Africa’s Richest Billionaires And Their Worth…Nigeria Tops The Number
Africa, the world’s fastest growing emerging market, is now home to 55 billionaires, with average net worth of $2.6bn. The price of oil topped $100 a barrel this year, up from $20 a barrel in early 2000, creating a new crop of African billionaires.
These super rich are worth a combined total of $143.88bn (£89.27bn).
The new study, undertaken by African business magazine and news service Ventures Africa, is the most extensive list ever compiled, claims founder Chi-Chi Okonjo. It reveals the “true wealth” of Africa’s richest people.
Abdulsamad Rabiu of Nigeria whose net worth is $1.4 billion. Rabiu is one of the most notable players in the real sector of the Nigerian economy, calling the shots in the cement industry with a large percentage of the nation’s cement market share. He is also interest in sugar and flour business in Nigeria .
The richest man in Africa is cement, sugar and flour tycoon Aliko Dangote. The Nigerian is worth $20.2bn. This figure is slightly up on Forbes’ estimation of $16.1bn for his wealth as of March this year.
In second place, South African financier Allan Gray holds assets worth at least $8.5bn.
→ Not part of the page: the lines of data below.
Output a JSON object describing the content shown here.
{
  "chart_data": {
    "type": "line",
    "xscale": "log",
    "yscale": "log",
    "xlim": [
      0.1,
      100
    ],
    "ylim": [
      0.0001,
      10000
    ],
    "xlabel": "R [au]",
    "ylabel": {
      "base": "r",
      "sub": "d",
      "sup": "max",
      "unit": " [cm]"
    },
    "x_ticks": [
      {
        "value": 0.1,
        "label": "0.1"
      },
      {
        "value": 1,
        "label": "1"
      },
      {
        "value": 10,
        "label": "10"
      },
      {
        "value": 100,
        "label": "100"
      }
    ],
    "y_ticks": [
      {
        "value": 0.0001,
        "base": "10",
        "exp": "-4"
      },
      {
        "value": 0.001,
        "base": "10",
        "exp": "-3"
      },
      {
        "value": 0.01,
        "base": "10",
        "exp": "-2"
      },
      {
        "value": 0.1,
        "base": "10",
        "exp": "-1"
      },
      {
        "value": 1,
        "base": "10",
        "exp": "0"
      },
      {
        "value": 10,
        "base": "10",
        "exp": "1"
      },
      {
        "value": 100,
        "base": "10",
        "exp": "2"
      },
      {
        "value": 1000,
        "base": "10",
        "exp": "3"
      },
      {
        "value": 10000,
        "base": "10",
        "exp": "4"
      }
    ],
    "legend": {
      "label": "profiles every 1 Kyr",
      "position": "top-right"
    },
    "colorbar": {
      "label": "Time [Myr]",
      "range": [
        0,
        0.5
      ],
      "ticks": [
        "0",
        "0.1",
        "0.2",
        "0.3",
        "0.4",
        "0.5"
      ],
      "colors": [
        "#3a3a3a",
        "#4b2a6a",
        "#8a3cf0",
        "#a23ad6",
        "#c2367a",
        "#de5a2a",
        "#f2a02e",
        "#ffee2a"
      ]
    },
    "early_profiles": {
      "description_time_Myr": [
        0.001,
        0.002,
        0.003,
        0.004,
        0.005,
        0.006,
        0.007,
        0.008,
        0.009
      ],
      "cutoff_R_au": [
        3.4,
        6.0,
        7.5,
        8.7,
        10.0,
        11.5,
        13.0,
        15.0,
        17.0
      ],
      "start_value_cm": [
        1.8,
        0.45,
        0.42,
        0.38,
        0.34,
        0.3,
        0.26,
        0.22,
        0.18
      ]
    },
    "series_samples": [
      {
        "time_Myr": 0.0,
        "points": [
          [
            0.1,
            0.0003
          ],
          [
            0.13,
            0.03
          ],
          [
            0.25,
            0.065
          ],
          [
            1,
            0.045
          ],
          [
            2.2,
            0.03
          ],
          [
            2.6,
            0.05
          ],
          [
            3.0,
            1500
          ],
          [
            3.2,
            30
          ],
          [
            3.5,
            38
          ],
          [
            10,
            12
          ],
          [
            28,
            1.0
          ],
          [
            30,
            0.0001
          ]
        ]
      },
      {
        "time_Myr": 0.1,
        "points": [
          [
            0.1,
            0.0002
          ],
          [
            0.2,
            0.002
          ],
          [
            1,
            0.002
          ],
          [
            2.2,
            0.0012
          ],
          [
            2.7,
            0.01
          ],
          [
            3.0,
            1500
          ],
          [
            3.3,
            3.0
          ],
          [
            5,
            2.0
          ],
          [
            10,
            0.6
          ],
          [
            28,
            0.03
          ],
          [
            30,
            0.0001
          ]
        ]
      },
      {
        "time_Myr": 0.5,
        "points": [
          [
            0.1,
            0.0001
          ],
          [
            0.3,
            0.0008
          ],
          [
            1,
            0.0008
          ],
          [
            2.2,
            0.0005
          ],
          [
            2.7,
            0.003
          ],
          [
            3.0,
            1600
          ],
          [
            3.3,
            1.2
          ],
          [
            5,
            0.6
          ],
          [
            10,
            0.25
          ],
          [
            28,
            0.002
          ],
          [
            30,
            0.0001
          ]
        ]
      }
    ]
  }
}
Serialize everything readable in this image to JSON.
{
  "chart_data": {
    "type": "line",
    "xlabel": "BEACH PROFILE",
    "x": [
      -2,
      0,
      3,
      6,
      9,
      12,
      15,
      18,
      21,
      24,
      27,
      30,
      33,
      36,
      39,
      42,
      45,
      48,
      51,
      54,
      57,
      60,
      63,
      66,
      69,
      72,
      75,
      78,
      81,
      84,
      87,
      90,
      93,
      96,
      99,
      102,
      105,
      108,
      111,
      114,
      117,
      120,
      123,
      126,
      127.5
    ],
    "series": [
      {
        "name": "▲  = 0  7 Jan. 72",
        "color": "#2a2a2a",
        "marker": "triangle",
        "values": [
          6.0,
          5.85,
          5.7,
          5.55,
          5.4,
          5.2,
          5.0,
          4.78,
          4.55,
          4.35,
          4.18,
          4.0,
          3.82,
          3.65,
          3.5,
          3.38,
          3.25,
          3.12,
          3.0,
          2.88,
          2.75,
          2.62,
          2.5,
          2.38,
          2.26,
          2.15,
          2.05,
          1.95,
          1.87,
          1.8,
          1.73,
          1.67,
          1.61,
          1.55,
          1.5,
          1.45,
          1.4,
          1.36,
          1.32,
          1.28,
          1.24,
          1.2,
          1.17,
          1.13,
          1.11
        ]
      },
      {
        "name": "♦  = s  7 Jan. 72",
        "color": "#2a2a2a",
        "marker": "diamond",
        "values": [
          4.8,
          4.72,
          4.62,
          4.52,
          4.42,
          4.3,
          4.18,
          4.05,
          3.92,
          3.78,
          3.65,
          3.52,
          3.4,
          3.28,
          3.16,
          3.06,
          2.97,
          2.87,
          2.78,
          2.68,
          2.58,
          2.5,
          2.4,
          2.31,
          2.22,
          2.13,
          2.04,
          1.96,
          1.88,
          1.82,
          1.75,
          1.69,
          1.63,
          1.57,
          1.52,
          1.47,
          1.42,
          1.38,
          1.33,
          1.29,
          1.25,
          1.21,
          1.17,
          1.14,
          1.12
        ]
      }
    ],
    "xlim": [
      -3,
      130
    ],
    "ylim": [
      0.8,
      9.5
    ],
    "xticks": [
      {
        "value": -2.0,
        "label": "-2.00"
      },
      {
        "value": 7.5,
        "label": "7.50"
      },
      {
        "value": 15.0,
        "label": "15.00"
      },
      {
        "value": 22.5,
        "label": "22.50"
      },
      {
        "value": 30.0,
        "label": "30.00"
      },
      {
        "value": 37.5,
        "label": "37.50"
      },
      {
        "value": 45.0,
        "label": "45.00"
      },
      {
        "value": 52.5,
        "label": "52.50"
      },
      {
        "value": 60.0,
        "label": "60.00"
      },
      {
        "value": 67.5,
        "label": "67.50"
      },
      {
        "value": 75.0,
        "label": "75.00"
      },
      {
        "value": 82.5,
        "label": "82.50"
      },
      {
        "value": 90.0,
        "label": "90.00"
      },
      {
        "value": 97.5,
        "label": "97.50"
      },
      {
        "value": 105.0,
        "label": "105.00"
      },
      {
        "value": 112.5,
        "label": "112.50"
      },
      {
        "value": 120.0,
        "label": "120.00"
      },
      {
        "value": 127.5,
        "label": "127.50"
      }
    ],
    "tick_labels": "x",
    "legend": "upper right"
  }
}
Next is Nigeria’s Mike Adenuga, with operations in the oil and telecoms industries, has an estimated fortune of $8bn. His major investment is in Globacom , Nigeria ‘s second national carrier, Conoil which plays in both the downstream and upstrem petroleum industry.
Africa’s wealthiest woman, Nigerian oil tycoon Folorunsho Alakija, is worth $7.3bn. She is the owner of Famfa oil, which sold 40 percent of its oil block to Chevron recently.
The median age of Africa ’s billionaires stands at 65 years old, with the youngest billionaires both at 38. These young guns are Tanzanian Mohammed Dewji, head of the largest textile manufacturer in sub-Saharan Africa , and Nigerian oil trader Igho Sanomi.
The oldest billionaires are Manu Chandaria, a Kenyan industrialist, and Mohammed Al-Fayed, the Egyptian property tycoon and Harrods boss, who are both 84.
Nigeria, South Africa and Egypt have the most billionaires with 20, nine and eight respectively. In total 10 African countries are represented on the list.
Founder and first managing director of Zenith Bank, one of Nigeria’s leading financial institutions, Mr Jim Ovia, also made the list with net worth of $1.5 billion. He is chairman of Nigeria’s fledging telecommunications company, Visafone.
Other are Aziz Akhannouch (Morocco, $1.39 billion); Jide Omokore (Nigeria, $1.32 billion); and Bode Akindele ( Nigeria, $1.19 billion).
Jide Omokore is an oil and gas tycoon and own a fledging petroleum dealing firm called Spog Petroleum and Gas.
The report credits the surge in energy prices over the last decade for the increase in billionaires. The price of oil topped $100 a barrel this year, up from $20 a barrel in early 2000.